Clarify Rack Attack settings in gitlab.rb for throttle enable, whitelisting, and limits
Summary
Users are instructed to enable these settings for Rack Attack throttling and Fail2Ban basic auth brute-forcing:
gitlab_rails['rack_attack_git_basic_auth'] = {
'enabled' => true,
'ip_whitelist' => ["127.0.0.1"],
'maxretry' => 10,
'findtime' => 60,
'bantime' => 3600
}
gitlab_rails['rate_limit_requests_per_period'] = 10
gitlab_rails['rate_limit_period'] = 60
The rack_attack_git_basic_auth
configuration is used to enable throttling and basic auth protections but the whitelisting and limit settings are only applied to basic auth brute-force protections and not throttling. The throttling limits are defined in the rate_limit settings.
Steps to reproduce
Enable Rack Attack in gitlab.rb
, rename the example rack_attack config files if needed (not needed for omnibus).

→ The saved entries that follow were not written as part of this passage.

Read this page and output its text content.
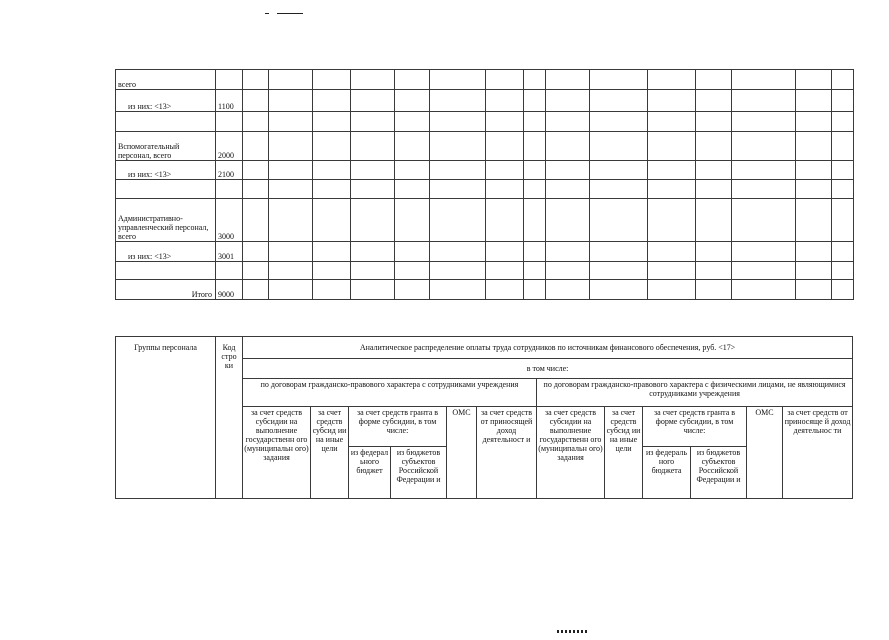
всего																
из них: <13>	1100															

Вспомогательный персонал, всего	2000															
из них: <13>	2100															

Административно-управленческий персонал, всего	3000															
из них: <13>	3001															

Итого	9000															
Группы персонала	Код стро ки	Аналитическое распределение оплаты труда сотрудников по источникам финансового обеспечения, руб. <17>											
		в том числе:											
		по договорам гражданско-правового характера с сотрудниками учреждения						по договорам гражданско-правового характера с физическими лицами, не являющимися сотрудниками учреждения					
		за счет средств субсидии на выполнение государственн ого (муниципальн ого) задания	за счет средств субсид ии на иные цели	за счет средств гранта в форме субсидии, в том числе:		ОМС	за счет средств от приносящей доход деятельност и	за счет средств субсидии на выполнение государственн ого (муниципальн ого) задания	за счет средств субсид ии на иные цели	за счет средств гранта в форме субсидии, в том числе:		ОМС	за счет средств от приносяще й доход деятельнос ти
				из федерал ьного бюджет	из бюджетов субъектов Российской Федерации и					из федераль ного бюджета	из бюджетов субъектов Российской Федерации и		
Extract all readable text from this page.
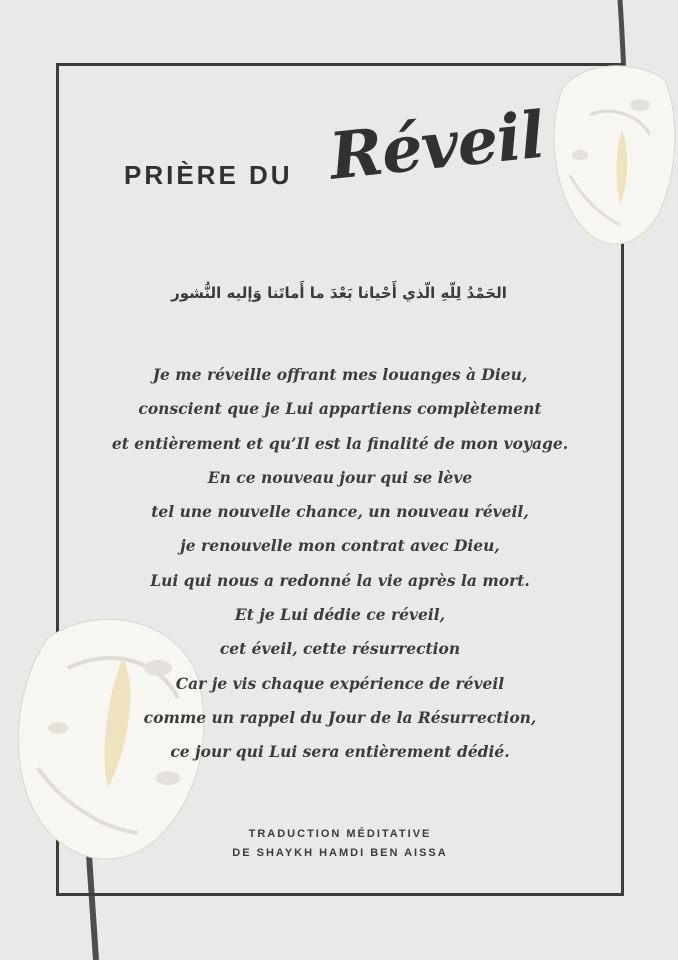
PRIÈRE DU Réveil
الحَمْدُ لِلّهِ الّذي أَحْيانا بَعْدَ ما أَماتَنا وَإليه النُّشور
Je me réveille offrant mes louanges à Dieu,
conscient que je Lui appartiens complètement
et entièrement et qu’Il est la finalité de mon voyage.
En ce nouveau jour qui se lève
tel une nouvelle chance, un nouveau réveil,
je renouvelle mon contrat avec Dieu,
Lui qui nous a redonné la vie après la mort.
Et je Lui dédie ce réveil,
cet éveil, cette résurrection
Car je vis chaque expérience de réveil
comme un rappel du Jour de la Résurrection,
ce jour qui Lui sera entièrement dédié.
TRADUCTION MÉDITATIVE
DE SHAYKH HAMDI BEN AISSA
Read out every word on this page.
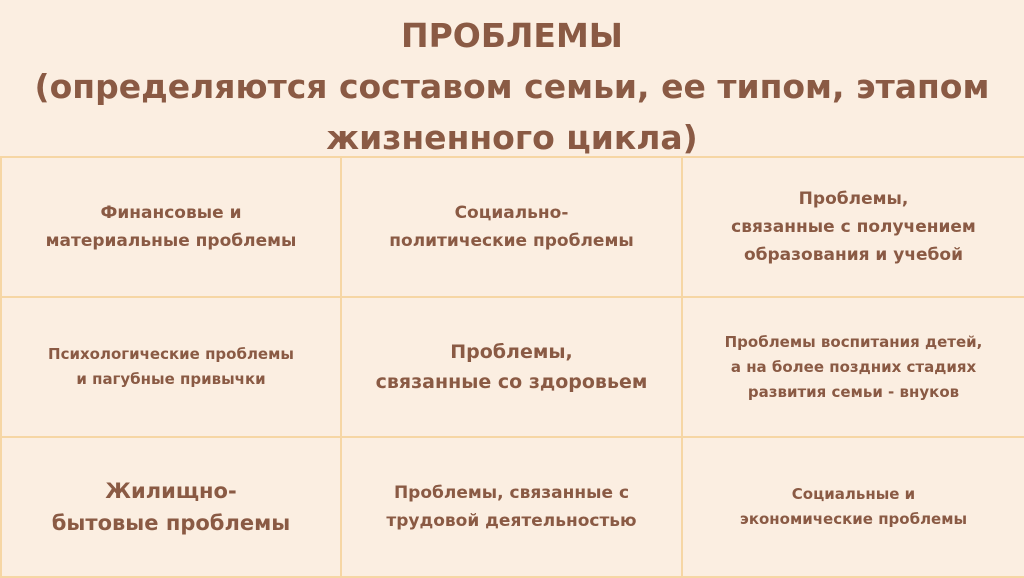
ПРОБЛЕМЫ
(определяются составом семьи, ее типом, этапом
жизненного цикла)
Финансовые и
материальные проблемы
Социально-
политические проблемы
Проблемы,
связанные с получением
образования и учебой
Психологические проблемы
и пагубные привычки
Проблемы,
связанные со здоровьем
Проблемы воспитания детей,
а на более поздних стадиях
развития семьи - внуков
Жилищно-
бытовые проблемы
Проблемы, связанные с
трудовой деятельностью
Социальные и
экономические проблемы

Add an IP address to the whitelist, run gitlab-ctl reconfigure
, and run the following from that source IP:
for i in {1..50}; do curl -X POST -q -o /dev/null http://gitlab-instance/users/password; done
Expected behavior
The whitelisted IP will be allowed to run these queries.
Actual behavior
The IP is blocked and the query eventually results in a retry warning.
Possible fixes
I'm working on a patch to enable whitelisting for throttling as well as basic auth brute-forcing and to clarify which settings apply to each protection type.